Puede ser una jugada, una salvada, una atajada o un gol. Es un momento determinado en un partido, que va a quedar adherido a la vida de un futbolista. Pero esa puede ser una burda retrospectiva o una simpleza. La carrera del jugador se compone de mucho más, aunque ese instante sea ineludible. En el caso de Mauricio Pineda, quedará por siempre el momento, reservado para pocos, más tratándose de un defensor, de convertir un gol en una Copa del Mundo, como fue aquel ante Croacia en Francia ’98. Sin embargo, tiene una historia muy interesante para contar, dentro y fuera del mundo de la número cinco.
El reencuentro con Mauricio. Una vida con ciertos puntos de contacto, como haber compartido las mismas aulas, en el querido colegio Don Bosco del barrio de Congreso y el hecho de haber iniciado casi al mismo tiempo nuestras carreras, que nos llevó a cruzarnos varias veces. Ahora él vive en la tranquilidad de Santo Tomé, en la provincia de Corrientes: “Una vez que me retiré, en enero de 2005, tomamos con mi esposa esta decisión y, veinte años más tarde, me doy cuenta que fue la correcta, sobre todo por donde crecieron nuestros hijos, que ya tienen 19 y 17, pero se criaron en un buen ambiente. Me casé en octubre de 2004 y al poco tiempo de conocer a mi suegro, me sugirió la posibilidad de invertir en esta zona, porque él se dedicaba a la actividad rural. Compré el campo sin verlo (risas). Me vine de vacaciones en enero y me encantó el estilo de vida. Hice una gran pretemporada con Colón, pero no se dio. Sentía que ya había podido cumplir todos los sueños que había tenido en el fútbol desde que era chico. A partir de ahí me enfoqué en el tema de la ganadería y me salvó, porque hubiese sido bravo dejar de un día para el otro, sin tener una ocupación. Tuve que empezar desde cero, pero me fue bien”.

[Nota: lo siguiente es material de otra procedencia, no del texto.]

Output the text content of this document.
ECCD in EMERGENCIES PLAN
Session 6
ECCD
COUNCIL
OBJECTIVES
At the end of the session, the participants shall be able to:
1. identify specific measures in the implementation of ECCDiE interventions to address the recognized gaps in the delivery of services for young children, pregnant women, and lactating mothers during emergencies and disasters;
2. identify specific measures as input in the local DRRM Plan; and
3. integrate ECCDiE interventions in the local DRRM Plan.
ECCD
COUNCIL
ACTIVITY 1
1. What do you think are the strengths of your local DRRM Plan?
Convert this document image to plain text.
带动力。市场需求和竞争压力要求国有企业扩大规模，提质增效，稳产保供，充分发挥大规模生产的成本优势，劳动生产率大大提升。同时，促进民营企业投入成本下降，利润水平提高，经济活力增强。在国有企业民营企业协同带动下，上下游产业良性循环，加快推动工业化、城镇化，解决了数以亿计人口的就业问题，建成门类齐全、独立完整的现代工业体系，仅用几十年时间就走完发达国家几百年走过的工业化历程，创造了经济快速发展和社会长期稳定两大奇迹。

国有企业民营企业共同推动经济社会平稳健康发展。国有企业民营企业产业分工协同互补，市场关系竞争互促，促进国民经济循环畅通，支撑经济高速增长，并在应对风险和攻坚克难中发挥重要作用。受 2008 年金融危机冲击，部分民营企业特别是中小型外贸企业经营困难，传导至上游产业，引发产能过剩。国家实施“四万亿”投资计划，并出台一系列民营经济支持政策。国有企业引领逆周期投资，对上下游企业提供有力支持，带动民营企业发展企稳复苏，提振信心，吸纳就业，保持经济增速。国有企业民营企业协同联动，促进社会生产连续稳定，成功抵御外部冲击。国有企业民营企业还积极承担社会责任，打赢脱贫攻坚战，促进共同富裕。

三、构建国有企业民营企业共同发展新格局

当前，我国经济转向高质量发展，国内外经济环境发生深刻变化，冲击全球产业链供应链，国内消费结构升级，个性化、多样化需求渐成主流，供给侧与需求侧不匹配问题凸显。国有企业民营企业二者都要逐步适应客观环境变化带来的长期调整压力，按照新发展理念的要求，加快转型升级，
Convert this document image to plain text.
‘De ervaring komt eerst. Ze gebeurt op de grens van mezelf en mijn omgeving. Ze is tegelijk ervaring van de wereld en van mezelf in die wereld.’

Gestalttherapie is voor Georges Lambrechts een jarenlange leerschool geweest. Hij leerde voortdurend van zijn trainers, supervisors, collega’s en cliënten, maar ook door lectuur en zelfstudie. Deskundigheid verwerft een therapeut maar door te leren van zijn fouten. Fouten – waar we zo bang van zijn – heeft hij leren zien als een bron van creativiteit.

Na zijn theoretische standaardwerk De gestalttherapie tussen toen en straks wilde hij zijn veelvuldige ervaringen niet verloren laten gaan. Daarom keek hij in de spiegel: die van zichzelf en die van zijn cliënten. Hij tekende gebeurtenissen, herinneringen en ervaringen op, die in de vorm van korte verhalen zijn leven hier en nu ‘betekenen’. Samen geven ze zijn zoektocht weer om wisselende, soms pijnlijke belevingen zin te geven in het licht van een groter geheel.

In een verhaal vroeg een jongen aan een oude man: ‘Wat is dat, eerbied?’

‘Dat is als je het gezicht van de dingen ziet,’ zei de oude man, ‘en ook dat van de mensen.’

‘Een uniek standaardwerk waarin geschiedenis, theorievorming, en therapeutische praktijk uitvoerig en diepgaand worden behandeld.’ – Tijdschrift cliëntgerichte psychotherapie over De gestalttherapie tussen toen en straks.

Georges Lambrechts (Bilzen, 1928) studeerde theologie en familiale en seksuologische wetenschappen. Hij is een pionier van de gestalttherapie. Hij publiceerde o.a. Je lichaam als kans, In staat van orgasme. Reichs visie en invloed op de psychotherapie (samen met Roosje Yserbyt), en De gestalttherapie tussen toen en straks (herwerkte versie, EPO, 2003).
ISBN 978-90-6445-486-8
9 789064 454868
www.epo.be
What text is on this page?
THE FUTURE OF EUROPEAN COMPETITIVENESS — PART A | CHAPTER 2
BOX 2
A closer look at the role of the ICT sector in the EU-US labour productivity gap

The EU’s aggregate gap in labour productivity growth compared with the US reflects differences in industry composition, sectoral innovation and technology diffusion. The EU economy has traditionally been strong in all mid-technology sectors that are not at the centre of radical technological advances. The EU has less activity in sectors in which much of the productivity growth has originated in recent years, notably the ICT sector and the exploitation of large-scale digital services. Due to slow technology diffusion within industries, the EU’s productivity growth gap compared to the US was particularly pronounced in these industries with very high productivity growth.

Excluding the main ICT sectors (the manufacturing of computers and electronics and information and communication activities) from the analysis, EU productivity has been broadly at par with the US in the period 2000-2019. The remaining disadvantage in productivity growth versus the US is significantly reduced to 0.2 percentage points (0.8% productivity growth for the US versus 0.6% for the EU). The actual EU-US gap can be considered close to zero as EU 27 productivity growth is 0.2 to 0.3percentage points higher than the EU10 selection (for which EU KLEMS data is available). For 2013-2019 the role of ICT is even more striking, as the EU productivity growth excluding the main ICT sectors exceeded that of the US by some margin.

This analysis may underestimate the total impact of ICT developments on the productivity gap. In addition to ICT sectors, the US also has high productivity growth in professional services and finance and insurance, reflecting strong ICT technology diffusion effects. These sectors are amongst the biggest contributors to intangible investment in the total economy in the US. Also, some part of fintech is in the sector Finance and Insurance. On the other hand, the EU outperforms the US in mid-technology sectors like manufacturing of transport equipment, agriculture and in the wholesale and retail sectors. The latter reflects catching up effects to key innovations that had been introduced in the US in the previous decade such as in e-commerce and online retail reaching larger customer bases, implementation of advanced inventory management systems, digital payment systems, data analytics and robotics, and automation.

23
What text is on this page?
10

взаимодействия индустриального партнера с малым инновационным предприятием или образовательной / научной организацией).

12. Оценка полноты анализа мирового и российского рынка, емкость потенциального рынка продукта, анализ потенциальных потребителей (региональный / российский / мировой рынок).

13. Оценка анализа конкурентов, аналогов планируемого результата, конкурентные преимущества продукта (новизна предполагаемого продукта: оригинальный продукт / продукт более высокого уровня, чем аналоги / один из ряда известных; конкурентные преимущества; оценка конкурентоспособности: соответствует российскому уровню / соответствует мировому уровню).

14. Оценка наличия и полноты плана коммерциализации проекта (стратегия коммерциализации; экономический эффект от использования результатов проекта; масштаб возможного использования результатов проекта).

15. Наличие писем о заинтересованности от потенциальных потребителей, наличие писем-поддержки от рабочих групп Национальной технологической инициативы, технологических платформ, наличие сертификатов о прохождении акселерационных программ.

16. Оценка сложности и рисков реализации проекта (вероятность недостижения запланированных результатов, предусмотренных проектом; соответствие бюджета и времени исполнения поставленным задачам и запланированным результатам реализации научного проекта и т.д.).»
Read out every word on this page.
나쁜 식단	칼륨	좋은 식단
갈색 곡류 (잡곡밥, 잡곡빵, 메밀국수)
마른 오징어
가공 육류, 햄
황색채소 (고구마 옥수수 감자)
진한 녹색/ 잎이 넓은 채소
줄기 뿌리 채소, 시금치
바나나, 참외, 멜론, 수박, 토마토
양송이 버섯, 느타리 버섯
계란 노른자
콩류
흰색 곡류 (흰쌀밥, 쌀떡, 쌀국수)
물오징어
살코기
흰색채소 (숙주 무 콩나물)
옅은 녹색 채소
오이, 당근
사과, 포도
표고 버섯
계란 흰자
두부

El corte con el fútbol fue abrupto, aunque tuvo la posibilidad de seguir ligado. Sin embargo, tomó otro camino: “Siempre fui jugador de Jorge Cyterzspiler, y él me decía que cuando me retirase, me sumara a su equipo de trabajo como representante. Pero yo veía el ritmo que tenían y no quería meterme en eso. Jorge, por ejemplo, llegó a tener tres celulares al mismo tiempo. Era una locura total. Le planteé a mi esposa las dos posibles opciones: irnos a la tranquilidad de Santo Tomé, sin ninguna seguridad, o quedarnos en Buenos Aires, pero vivir a ese ritmo electrizante. Ni lo dudamos. Acá es otro mundo. Ella siempre me carga porque yo dormía poco, y ahora hago siempre la siesta”.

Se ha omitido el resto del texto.